Research behind the exhibition
This exhibition is related to a research project studying the characteristics of cloth made for trade by the Hudson’s Bay Company and the East India Company. The project also aims to test whether these characteristics match those of cloth on ethnographic artefacts. This project is called ‘Developing a Physico-chemical Test of British Wool Tradecloths to Identify their Presence in Ethnographic Artefacts’. It is being done by Morwena Stephens through the Arts and Humanities Research Board (AHRB) Research Centre for Textile Conservation and Textile Studies based at the University of Southampton. Some characteristics of cloths being analysed are shown below:
Table to show variables of the test for known examples of British wool tradecloth
| Characteristic analysed | Tools / tests | |
|---|---|---|
| Fibre | Sheep breed (warp & weft) | Microscopy (by a specialist) |
| Yarns | Spun and ply characteristics (warp & weft) | Magnification: angle & direction of twist |
| Yarns | Diameter (warp & weft) | Microscopy and measurement |
| Cloth | Weave type | Visual observation |
| Cloth | Weave count (warp & weft) | Magnification and measurement |
| Cloth | Dimensions: width, thickness | Measurement |
| Selvedge | Fibre, colours, width, technique | Visual observation, fibre identification |
| Dye | Fibre/yarn/cloth, dyestuff | Dye analysis (by a specialist) |
| Finish | Mechanical | Visual observation |
As well as testing historic samples from archive and museum collections, information on broadcloth manufacture has been collected from accounts such as W. Partridge’s 1823 A Practical Treatise on Dying of Woollen, Cotton, and Skein Silk with the Manufacture of Broadcloth and Cassimere Including the Most Improved Methods of the West of England, and from dyers’ recipe books.
Many of the characteristics of the cloth can be identified by visual observation, sometimes using a microscope, and by measurement.
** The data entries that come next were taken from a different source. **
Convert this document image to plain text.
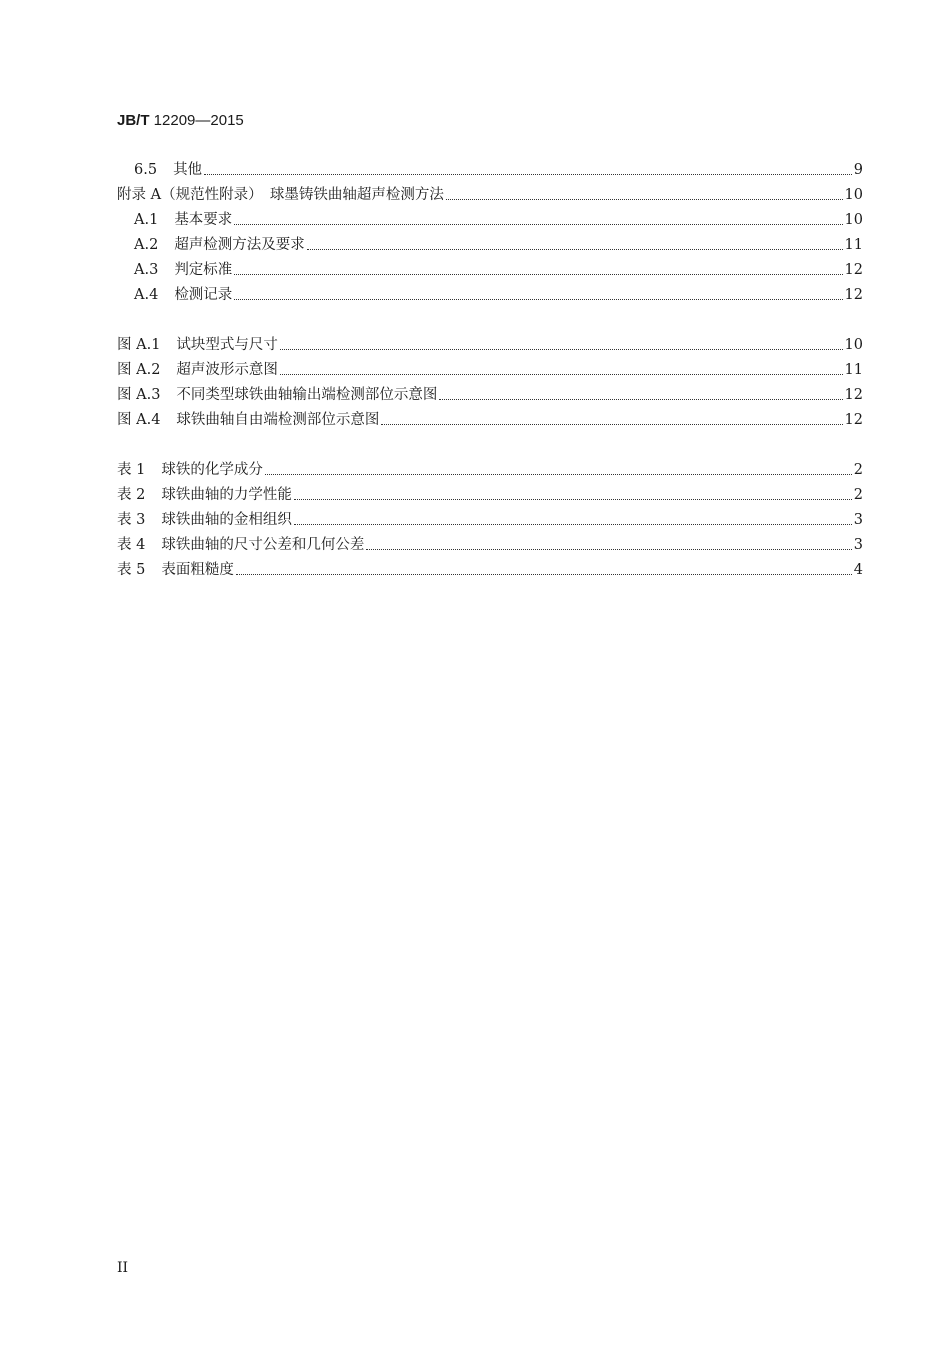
JB/T 12209—2015
6.5 其他	9
附录 A （规范性附录）　球墨铸铁曲轴超声检测方法	10
A.1 基本要求	10
A.2 超声检测方法及要求	11
A.3 判定标准	12
A.4 检测记录	12
图 A.1 试块型式与尺寸	10
图 A.2 超声波形示意图	11
图 A.3 不同类型球铁曲轴输出端检测部位示意图	12
图 A.4 球铁曲轴自由端检测部位示意图	12
表 1 球铁的化学成分	2
表 2 球铁曲轴的力学性能	2
表 3 球铁曲轴的金相组织	3
表 4 球铁曲轴的尺寸公差和几何公差	3
表 5 表面粗糙度	4
II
Other tools are necessary to analyse the dye used as well as the mordant, or metal salt, that binds the dye to the fibre. High Performance Liquid Chromatography (HPLC) is used to analyse the dye in the samples. This technique relies on separation of organic components of dyestuff extracted from a small sample of the textile. The quantity of the different components can then be compared with reference samples for known dyestuffs to identify the dye used in the historic textile. The inorganic mordant, a metal salt such as alum or a tin or a chrome based salt, can be detected by looking at the X-ray emission spectrum in a scanning electron microscope. Each metal has its own characteristic spectrum, enabling the mordant used to be identified.